I have to download a 250mb~ ZIP File password encrypted through FTP. After downloaded I have to unzip it with a common password, the Zip file would contain an 1.5GB MS Access DB that I have to read and make some joins with some tables in my DB Oracle and transform and load that Data into that Oracle DB.
I'm looking for the best way to do this process. I'm a c# developer, so my first thought was to use c#, download the file via FtpClient or FtpWebRequest, then use a zip library like DotNetZip and open the MS Access dataBase via ODBC and load the records into Oracle with ODP.NEt, I think that's is my "easy way", cuz I know how to do it.
But since this a big file and I know this could take a long time, I'm concerned about time and efficiency and how to reduce the time of this process.
So I'm thinking that processing all the request directly into oracle(download the FTP from there, unzip it there, and process the information directly in there would reduce times like passing record by record from c# to oracle) should reduce the time of this process, but I'm not sure if this is the correct way of doing this.
So I started to look into librarys from oracle that could do what I'm trying to archieve and I found the PLSQL-utils and seems like they can do everything that I need except reading the MS Access DataBase and I started looking about that and found the Heterogeneous Services but I have never used them so I'm little lost about that.

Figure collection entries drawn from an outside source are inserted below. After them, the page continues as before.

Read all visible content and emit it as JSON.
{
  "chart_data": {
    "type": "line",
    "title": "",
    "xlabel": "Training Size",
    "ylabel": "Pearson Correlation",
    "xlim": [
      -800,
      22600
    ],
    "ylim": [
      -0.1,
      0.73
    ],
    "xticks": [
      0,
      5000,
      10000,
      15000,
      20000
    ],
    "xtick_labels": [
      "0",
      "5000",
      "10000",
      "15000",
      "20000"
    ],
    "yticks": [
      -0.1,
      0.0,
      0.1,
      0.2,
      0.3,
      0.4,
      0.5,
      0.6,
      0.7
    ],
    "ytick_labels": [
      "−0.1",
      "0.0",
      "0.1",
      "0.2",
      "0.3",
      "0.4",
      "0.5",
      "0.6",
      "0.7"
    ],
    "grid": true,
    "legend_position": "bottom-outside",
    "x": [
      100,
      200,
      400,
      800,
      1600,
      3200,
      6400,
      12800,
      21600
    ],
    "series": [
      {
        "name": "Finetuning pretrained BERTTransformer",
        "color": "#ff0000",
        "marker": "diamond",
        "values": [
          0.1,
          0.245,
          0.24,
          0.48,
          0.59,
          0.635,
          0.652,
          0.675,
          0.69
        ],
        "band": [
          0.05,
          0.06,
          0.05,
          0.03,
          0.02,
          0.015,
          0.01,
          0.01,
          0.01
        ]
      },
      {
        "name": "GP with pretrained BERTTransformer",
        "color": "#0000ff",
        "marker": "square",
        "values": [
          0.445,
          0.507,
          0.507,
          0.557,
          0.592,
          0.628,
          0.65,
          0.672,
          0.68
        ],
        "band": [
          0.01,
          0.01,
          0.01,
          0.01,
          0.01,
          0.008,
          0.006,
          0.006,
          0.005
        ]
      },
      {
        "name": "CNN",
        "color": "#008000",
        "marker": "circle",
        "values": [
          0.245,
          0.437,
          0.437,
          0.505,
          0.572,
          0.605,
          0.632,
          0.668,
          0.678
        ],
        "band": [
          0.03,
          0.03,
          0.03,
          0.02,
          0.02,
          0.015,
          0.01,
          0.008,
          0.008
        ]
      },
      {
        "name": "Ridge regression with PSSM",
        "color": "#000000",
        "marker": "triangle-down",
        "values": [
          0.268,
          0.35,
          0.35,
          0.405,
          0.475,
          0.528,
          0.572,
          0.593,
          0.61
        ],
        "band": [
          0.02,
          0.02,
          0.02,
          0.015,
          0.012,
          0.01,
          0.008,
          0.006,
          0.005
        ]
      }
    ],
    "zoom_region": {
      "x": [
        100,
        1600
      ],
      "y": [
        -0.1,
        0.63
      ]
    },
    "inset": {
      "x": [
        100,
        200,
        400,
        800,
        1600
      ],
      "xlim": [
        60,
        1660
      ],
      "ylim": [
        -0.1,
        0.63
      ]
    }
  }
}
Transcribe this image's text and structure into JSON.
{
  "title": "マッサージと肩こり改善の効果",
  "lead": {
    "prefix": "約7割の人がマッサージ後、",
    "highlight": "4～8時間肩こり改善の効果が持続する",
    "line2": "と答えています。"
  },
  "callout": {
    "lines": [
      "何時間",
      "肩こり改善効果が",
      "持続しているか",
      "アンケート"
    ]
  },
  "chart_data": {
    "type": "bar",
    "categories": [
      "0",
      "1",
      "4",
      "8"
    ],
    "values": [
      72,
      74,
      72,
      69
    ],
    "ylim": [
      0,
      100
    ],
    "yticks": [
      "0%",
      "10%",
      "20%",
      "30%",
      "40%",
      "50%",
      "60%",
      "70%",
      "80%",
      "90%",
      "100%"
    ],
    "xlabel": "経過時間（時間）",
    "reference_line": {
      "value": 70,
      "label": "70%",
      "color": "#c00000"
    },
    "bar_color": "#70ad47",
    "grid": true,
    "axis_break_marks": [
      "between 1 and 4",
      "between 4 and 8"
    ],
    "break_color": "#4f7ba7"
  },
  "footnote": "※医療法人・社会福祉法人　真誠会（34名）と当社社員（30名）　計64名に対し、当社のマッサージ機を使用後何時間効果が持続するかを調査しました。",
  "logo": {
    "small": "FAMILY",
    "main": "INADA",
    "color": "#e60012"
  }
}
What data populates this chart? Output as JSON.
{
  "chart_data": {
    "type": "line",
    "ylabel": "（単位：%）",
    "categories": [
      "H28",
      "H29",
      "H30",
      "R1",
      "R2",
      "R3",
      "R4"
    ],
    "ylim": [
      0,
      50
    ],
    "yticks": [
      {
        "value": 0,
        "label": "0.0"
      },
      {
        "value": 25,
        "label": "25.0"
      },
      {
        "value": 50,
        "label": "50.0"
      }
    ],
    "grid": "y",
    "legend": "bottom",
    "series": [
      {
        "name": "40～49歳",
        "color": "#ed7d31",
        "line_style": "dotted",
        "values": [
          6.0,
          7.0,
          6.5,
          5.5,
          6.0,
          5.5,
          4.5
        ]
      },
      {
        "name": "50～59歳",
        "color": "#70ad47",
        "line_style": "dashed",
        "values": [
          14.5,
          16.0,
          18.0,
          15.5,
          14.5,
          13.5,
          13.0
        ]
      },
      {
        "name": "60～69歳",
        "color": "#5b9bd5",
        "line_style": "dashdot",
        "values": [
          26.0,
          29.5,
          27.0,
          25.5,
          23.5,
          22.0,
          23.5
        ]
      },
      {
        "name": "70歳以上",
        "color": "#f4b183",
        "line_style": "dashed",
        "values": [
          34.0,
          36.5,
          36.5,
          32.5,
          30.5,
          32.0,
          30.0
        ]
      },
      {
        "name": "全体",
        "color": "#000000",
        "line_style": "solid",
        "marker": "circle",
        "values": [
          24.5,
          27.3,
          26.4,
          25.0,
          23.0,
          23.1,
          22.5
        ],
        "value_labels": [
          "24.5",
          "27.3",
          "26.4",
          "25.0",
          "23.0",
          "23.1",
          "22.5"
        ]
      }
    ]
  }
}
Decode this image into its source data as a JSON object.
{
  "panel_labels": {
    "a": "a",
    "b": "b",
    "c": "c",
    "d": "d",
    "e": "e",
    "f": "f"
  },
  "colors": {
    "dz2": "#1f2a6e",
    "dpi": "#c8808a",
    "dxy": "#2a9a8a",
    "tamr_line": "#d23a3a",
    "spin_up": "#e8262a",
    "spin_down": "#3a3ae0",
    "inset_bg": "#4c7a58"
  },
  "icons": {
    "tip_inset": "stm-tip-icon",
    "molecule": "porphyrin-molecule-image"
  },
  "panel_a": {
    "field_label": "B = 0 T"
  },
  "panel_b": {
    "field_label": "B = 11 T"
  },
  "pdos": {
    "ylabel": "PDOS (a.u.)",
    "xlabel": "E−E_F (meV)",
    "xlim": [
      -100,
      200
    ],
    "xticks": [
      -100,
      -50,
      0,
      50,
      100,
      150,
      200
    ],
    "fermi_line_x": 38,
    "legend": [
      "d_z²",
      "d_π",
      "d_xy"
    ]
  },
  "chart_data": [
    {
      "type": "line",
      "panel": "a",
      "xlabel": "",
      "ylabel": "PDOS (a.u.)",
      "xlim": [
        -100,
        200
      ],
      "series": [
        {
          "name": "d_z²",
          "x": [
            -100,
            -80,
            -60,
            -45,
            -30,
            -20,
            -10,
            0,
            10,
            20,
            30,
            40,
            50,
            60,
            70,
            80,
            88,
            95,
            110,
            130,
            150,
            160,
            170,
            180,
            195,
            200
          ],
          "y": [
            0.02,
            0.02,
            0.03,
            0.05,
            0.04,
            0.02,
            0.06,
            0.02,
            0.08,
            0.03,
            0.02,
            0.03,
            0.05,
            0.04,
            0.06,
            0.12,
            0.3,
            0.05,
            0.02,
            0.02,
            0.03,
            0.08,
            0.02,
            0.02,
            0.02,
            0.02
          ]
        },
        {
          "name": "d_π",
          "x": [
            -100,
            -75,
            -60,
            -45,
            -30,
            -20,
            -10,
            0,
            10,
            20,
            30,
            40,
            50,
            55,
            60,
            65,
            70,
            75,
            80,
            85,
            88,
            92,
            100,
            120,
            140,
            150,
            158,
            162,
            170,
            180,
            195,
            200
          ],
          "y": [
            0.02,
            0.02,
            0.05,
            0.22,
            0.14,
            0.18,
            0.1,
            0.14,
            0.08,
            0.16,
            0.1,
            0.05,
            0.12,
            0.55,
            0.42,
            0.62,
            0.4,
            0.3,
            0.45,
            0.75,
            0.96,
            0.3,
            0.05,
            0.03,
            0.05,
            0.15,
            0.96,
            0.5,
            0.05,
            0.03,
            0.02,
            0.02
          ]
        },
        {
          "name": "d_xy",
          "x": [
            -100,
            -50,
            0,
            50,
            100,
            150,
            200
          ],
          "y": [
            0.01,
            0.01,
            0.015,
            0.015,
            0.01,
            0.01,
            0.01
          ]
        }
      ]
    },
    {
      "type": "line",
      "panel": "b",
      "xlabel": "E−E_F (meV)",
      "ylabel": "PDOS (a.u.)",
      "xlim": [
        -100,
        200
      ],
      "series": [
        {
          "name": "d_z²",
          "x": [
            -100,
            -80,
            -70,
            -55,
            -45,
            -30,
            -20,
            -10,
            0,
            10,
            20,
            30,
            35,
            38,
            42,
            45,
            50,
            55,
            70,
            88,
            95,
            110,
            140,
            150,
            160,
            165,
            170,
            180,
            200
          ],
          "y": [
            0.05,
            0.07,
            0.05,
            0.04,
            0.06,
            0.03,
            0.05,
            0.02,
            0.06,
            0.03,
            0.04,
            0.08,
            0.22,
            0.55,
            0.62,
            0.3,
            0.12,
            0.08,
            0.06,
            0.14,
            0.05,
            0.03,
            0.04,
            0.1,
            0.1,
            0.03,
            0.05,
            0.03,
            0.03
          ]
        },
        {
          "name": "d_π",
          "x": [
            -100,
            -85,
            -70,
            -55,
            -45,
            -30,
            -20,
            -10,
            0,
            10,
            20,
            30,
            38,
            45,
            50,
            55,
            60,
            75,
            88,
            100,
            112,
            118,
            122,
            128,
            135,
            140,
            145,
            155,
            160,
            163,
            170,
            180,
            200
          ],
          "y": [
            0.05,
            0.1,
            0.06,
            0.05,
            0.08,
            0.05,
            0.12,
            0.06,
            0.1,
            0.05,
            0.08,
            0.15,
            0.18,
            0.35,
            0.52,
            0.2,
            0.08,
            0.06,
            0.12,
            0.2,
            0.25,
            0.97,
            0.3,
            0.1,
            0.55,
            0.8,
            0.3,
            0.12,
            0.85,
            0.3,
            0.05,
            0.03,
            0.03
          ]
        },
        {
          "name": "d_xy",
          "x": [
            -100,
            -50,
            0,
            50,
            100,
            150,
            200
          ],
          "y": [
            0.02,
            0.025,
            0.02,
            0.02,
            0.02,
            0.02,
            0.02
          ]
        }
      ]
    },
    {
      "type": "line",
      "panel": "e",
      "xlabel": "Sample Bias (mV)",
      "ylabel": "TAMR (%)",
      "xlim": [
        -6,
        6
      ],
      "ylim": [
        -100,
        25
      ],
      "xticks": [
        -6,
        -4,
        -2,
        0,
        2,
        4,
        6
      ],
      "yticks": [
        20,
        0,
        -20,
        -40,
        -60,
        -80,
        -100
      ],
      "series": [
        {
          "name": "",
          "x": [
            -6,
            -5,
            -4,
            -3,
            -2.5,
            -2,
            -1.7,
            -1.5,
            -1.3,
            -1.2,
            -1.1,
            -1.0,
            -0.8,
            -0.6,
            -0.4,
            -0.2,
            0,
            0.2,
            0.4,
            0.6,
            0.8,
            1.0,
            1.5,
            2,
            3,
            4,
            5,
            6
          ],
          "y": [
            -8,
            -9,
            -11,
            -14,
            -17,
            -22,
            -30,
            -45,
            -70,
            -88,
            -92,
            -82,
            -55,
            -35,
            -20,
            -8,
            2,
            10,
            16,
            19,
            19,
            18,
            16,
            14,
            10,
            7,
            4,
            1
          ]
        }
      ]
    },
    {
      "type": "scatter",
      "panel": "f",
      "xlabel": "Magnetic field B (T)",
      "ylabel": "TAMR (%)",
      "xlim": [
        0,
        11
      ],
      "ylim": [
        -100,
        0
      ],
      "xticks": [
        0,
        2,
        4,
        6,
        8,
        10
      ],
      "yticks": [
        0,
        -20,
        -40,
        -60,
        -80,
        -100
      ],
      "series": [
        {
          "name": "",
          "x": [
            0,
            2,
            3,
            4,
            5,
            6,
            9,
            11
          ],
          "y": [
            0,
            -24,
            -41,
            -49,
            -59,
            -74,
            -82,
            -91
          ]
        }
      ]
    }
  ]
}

Also I heard once that I could use Java directly from Oracle, and I know java can connect to MS Access via JDBC. So I searched about that and found something about Calling Java Methods in Oracle Database
That's what I have so far, but I don't know which method should I use, I mean, RDBMS as far as I know, are meant for processing data but not for programming things like downloading files or something like that, that's why we have OOP's languages.
As an additional information, this process is going to execute once or twice for month so I have to schedule it, if it is in oracle, can easily be done with an schedule job, or in c# with a Scheduled Task or Windows Service (those are the tools that I know)
Some restrictions that I have
- My client don't have a MS SQL Server and neither can buy a license for it (So I cannot use DTSX for this process)
- In the Oracle production server maybe I won't have enough permissions to do all the things, but I can comply for those if they are the best for the process
- If a backend server (Java, c# hosted on IIS or WebLogic or JBoss or anykind) is going to be required, this Server and the Oracle Server would be differents
- Oracle database hosted on Unix Server
Being said all of this, how can I efficiently do all this process, should I use .net and load record by record in my Oracle DataBase? Should I do everything in oracle?Or none of this? Is there a better way to do this?